Scaturisce da qui l’idea della mostra, che de Pilati ha curato con Roberto Festa e Gabriele Lorenzoni.
Colpita dalla ricchezza documentaria presente nello studio di Salvotti, in particolare dai numerosi plastici in carta, cartone, cartoncino, la preoccupazione di de Pilati è stata innanzitutto quella di mettere al sicuro un patrimonio tanto fragile. Da qui il suggerimento al professionista di donare l’archivio al Mart di Rovereto, di cui la Galleria Civica è parte.
Perfezionata la donazione, ora l’esposizione offre uno sguardo su alcuni dei progetti più emblematici realizzati da Salvotti per il Trentino: dai condomini di via Gocciadoro e via Bezzecca (1960), alla sorprendente Casa Galina di Calceranica al Lago (1962). Ancora, Condominio Italia ’68, in via Torre Verde, l’edificio polifunzionale Il Fantasma del Castello a Martignano (1976). Fondamentale in questo percorso il progetto per la Facoltà di Ingegneria (1984-1992), sulla collina di Povo.
I plastici testimoniano anche visionarie intuizioni, «fantasie di edifici impossibili da realizzare. Una sorta di utopia dell’architettura che appartiene a tutto il suo percorso», continua de Pilati.
Ad accogliere i visitatori è la riproposta della mostra realizzata nel 1979 alla Galleria Argentario di Trento, dal titolo La griglia flessibile per la città soffice. Si prosegue con una sala dedicata ai concorsi cui Salvotti ha partecipato, ponendo l’accento sulle sue geometrie.
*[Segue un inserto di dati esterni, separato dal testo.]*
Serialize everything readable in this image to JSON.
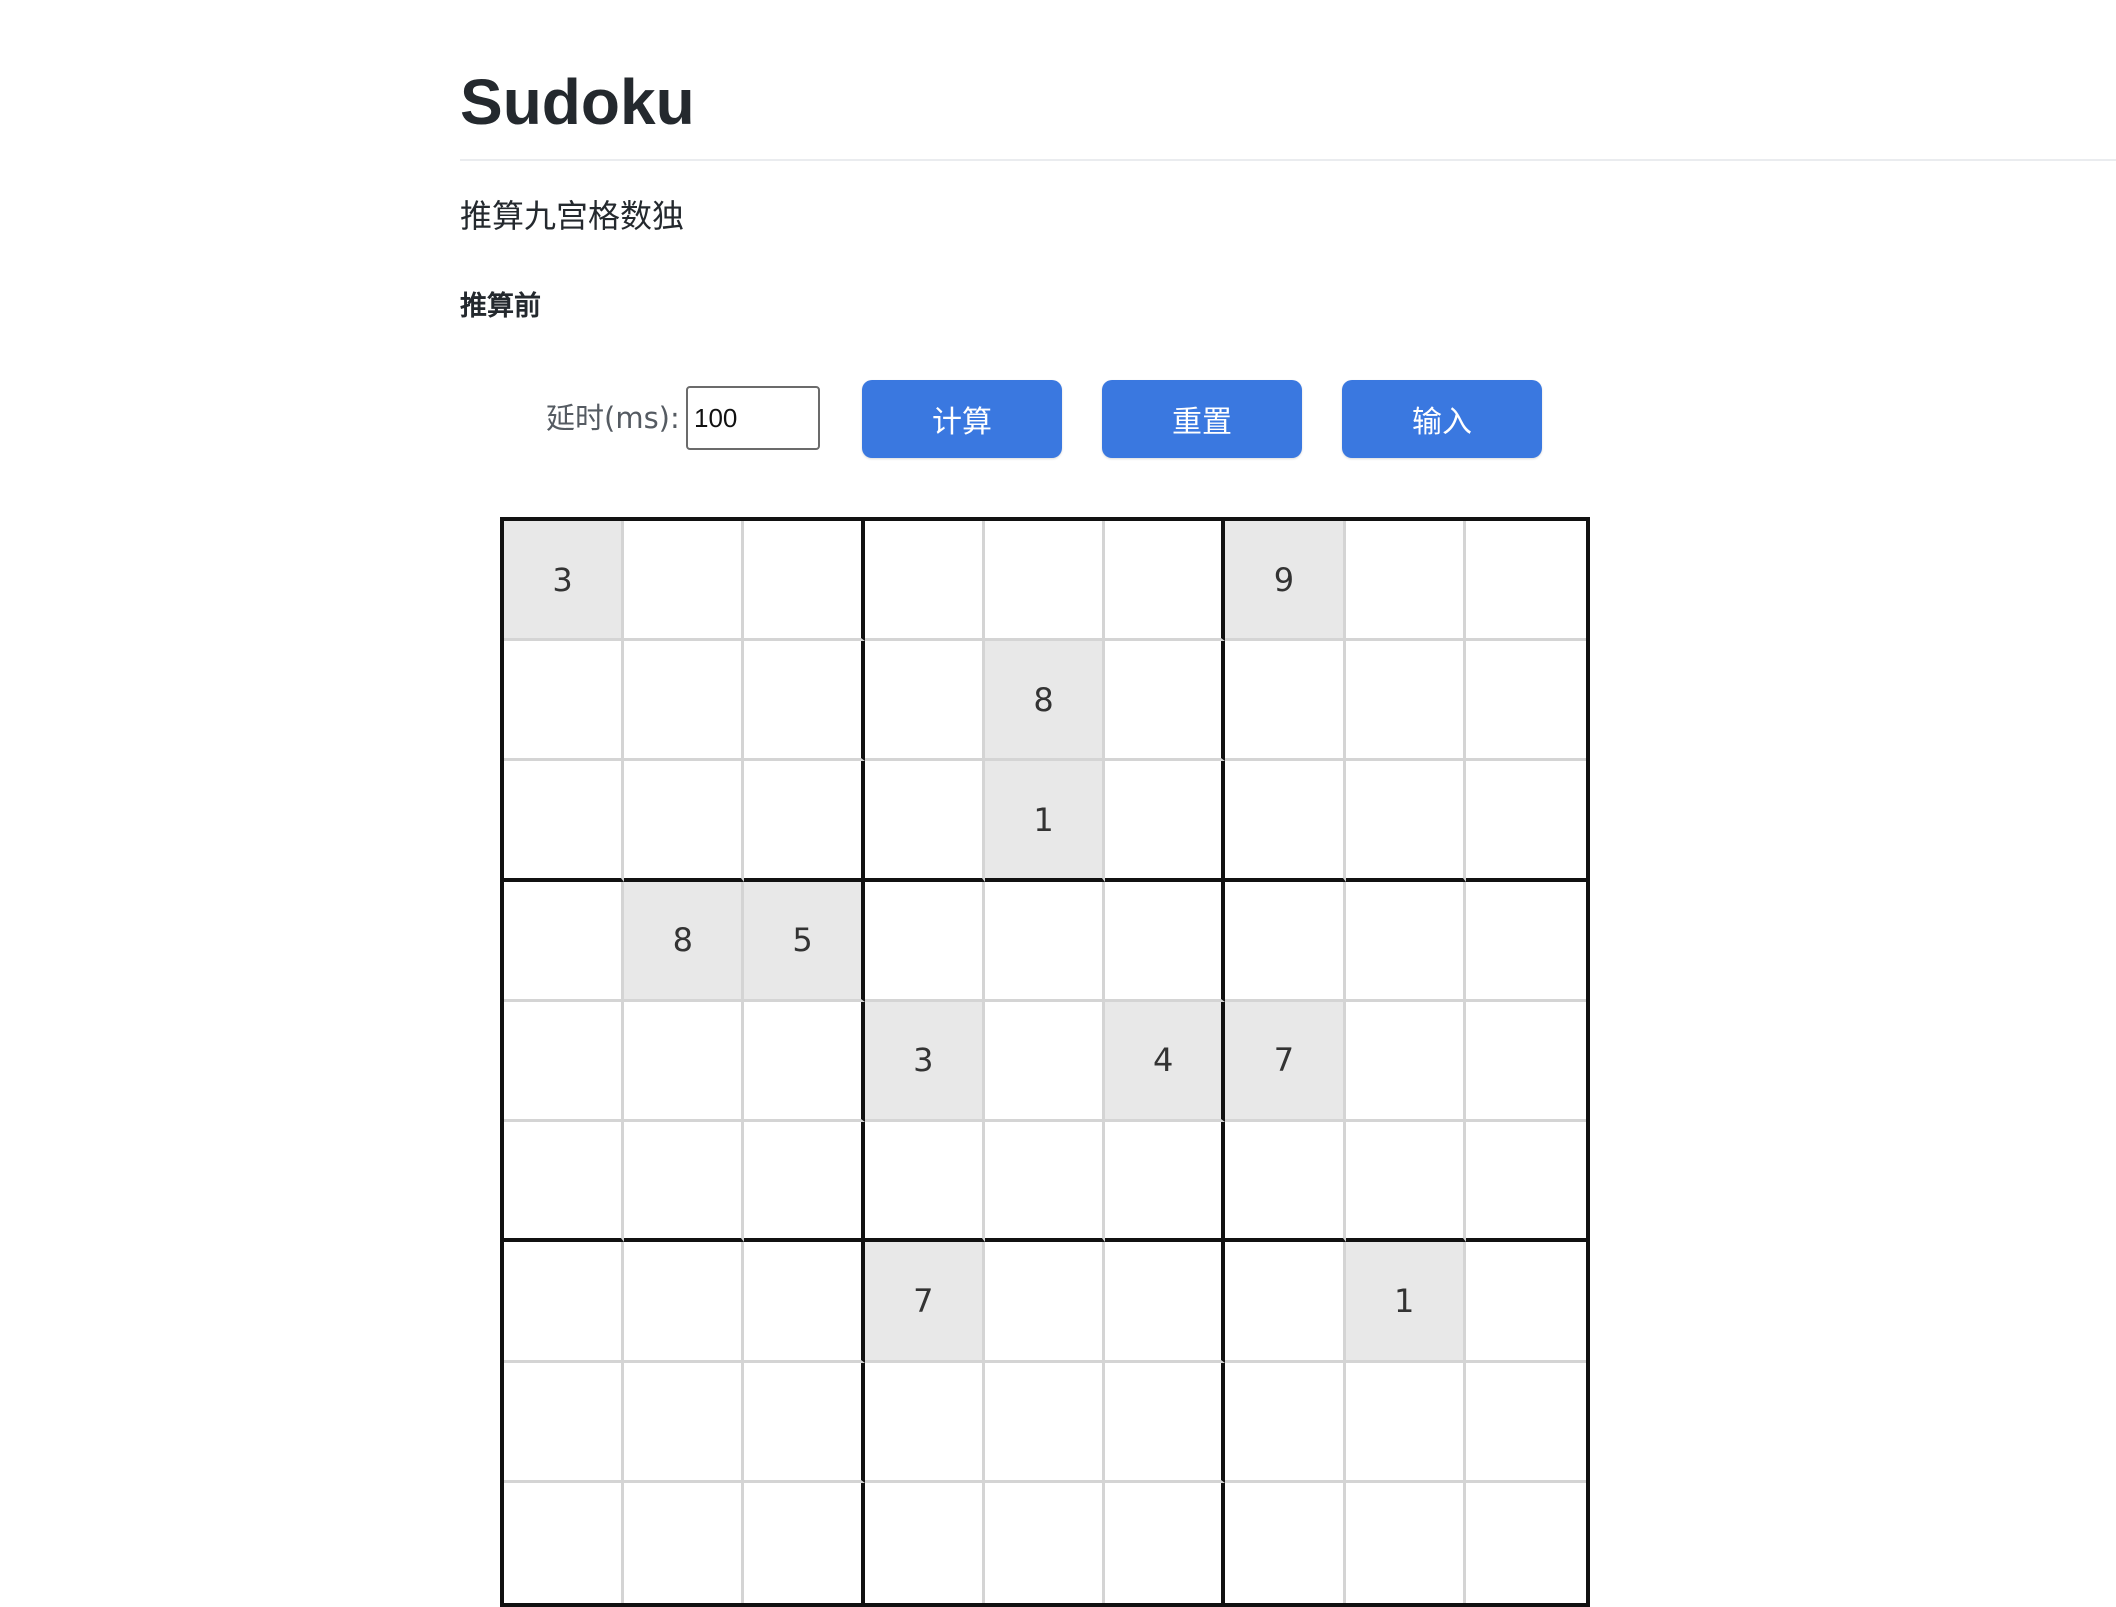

Oltre ai progetti realizzati, al piano inferiore si narra anche la Trento immaginata, sezione in cui spicca il progetto della «Torre antichissima e modernissima», pensata per piazza Battisti: una torre vetrata di cento metri sormontata da una fiaccola che possa diventare il simbolo della città, come lo è la Tour Eiffel per Parigi. Effemeridi, il filmato di Michele Dal Bosco, prodotto da FilmWork, conclude infine la mostra con immagini, parole e suggestioni dal mondo salvottiano.